Writers need to know whether they are foreshadowing or telegraphing in their stories but not everyone understands the difference.
By now, most of us know that we should go back and touch up our stories so that there is a hint of foreshadowing – so that our readers can look back and think ‘aha, that rascally author hinted at X, X and X and by god, I didn’t know it at that time.’
If you have done that, hurray and kudos to you. You’ve done it right.
If, on the other hand, you’ve dropped so many HINTS (and I use caps for a reason) that the reader has an easy time figuring out what will happen – you are guilty of telegraphing your plot instead of foreshadowing it.

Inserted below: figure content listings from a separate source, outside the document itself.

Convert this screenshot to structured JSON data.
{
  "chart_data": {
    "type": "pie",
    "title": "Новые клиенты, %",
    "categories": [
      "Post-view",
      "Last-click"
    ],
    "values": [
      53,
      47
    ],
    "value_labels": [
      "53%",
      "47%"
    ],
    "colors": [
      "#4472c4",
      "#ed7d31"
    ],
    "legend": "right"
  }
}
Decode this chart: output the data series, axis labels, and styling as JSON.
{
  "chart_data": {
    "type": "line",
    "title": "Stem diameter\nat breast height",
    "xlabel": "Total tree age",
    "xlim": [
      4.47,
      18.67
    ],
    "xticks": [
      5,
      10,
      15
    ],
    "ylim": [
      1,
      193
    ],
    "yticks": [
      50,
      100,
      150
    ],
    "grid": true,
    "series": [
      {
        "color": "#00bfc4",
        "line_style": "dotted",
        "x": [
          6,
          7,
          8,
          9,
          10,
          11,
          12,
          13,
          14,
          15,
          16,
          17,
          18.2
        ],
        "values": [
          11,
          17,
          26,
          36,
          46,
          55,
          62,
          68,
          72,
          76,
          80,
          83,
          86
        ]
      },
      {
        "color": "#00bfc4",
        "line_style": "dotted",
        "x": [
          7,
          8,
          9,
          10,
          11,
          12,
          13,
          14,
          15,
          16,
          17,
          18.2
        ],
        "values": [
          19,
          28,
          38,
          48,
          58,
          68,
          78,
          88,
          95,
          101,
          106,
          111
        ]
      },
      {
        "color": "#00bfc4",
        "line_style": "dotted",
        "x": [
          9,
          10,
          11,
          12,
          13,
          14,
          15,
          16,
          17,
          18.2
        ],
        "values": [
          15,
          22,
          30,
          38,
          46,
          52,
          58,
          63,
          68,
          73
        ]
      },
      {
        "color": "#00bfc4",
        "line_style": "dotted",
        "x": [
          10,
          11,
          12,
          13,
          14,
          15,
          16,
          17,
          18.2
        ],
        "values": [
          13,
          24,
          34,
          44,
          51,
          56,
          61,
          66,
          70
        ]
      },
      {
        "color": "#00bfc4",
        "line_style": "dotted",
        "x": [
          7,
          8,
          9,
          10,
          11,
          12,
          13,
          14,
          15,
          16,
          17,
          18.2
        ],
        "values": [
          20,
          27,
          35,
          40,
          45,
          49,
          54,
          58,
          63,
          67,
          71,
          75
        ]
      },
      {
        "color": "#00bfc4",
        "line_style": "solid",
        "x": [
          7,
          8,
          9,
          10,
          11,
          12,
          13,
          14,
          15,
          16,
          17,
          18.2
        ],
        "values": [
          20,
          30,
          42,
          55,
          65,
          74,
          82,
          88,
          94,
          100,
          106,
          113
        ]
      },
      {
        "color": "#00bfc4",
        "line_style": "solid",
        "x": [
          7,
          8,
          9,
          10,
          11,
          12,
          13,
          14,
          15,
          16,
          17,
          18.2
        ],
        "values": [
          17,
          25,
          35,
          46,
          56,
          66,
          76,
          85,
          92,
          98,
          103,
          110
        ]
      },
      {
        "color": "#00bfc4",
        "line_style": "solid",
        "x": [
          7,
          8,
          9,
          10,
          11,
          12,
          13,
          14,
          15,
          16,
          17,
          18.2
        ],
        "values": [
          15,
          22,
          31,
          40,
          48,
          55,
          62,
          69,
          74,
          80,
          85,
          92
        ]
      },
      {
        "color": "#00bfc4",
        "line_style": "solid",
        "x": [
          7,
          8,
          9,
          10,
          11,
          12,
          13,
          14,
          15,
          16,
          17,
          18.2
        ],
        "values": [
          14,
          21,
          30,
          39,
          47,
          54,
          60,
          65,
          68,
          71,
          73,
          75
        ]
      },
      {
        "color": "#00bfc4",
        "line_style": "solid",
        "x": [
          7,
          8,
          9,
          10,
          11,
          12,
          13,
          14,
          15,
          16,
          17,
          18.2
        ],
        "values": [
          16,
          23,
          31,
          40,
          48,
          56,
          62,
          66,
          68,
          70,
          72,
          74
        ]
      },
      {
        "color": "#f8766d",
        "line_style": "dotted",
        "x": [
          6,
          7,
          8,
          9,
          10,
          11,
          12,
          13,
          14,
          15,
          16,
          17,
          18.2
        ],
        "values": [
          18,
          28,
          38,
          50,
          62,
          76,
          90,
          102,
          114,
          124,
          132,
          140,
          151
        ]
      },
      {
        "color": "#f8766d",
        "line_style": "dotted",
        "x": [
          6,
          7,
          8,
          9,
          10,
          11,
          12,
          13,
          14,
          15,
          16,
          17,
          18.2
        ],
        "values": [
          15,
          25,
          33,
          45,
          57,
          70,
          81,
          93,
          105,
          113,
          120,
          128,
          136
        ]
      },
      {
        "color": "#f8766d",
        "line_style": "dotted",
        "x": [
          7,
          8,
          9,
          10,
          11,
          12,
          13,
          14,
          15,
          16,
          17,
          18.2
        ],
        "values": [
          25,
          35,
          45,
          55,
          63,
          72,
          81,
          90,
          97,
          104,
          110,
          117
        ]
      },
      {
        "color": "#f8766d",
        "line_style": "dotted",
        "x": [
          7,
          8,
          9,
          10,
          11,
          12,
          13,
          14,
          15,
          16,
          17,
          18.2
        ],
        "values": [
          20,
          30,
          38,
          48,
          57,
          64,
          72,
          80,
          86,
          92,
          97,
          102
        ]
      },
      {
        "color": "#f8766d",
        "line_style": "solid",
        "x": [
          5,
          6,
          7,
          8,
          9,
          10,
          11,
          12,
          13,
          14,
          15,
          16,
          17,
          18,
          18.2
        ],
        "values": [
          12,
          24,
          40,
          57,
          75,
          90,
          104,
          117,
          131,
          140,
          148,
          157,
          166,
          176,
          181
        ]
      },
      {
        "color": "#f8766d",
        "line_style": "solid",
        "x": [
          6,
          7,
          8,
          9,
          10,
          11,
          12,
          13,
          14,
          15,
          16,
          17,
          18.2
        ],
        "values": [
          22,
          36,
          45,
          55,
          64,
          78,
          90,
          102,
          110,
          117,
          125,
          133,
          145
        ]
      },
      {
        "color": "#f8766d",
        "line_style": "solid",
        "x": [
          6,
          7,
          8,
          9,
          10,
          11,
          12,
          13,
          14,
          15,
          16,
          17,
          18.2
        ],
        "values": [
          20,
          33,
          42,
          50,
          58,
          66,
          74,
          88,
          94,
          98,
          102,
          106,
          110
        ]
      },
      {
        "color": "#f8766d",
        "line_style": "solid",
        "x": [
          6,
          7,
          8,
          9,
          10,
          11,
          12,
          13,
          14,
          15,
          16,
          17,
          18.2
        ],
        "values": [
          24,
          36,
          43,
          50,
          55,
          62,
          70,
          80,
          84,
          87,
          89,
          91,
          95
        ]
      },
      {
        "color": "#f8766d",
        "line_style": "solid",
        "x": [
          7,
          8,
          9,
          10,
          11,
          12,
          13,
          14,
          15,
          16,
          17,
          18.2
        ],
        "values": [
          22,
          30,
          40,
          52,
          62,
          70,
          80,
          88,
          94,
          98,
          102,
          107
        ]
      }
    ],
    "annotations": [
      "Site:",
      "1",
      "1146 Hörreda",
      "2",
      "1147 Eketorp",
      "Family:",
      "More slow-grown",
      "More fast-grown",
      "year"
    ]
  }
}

Under no circumstances should your reader guess what your story is all about. After all, why bother reading it then. Right?
Sometimes, though, authors get so muddled up that what they think is foreshadowing is actually telegraphing. Make sure you are not guilty of this common mistake.
In foreshadowing, the author drops enough hints so that the reader can whap the side of his/her head and think ‘oh god, I should have figured that out.’ It’s kind of like a mystery in many ways. Random characters that are woven in and out of the plot so that the reader questions who, what and why they are there is good. They should be able to be tied together by the end of the book and when the reveal is done, it should be a ‘eureka’ moment. That is good foreshadowing.
Good old J.K. Rowling and Georges R.R. Martin are past masters at this. Read, read and read these type of books to figure out their sneaky ways.
One great way of foreshadowing is to plop in clues after you have finished your first draft. Drive your readers insane. They will thank you in the end when they read your very satisfying ending that doesn’t gel with any of the theories they have formed in their own minds.
How often have you seen a movie where you have figured out the plot before the end? Isn’t it a massive disappointment? What’s the point of watching (or reading) something where you can predict the end?
Most of the fun is trying to do so, but not actually being successful.
If someone can guess correctly what’s going to happen to the main character, you’re telegraphing. This often happens when you are telling too much in your novel. Go back into your draft and obfuscate, confuse and muddle up your story line.
Bottom line – foreshadow, but do not telegraph.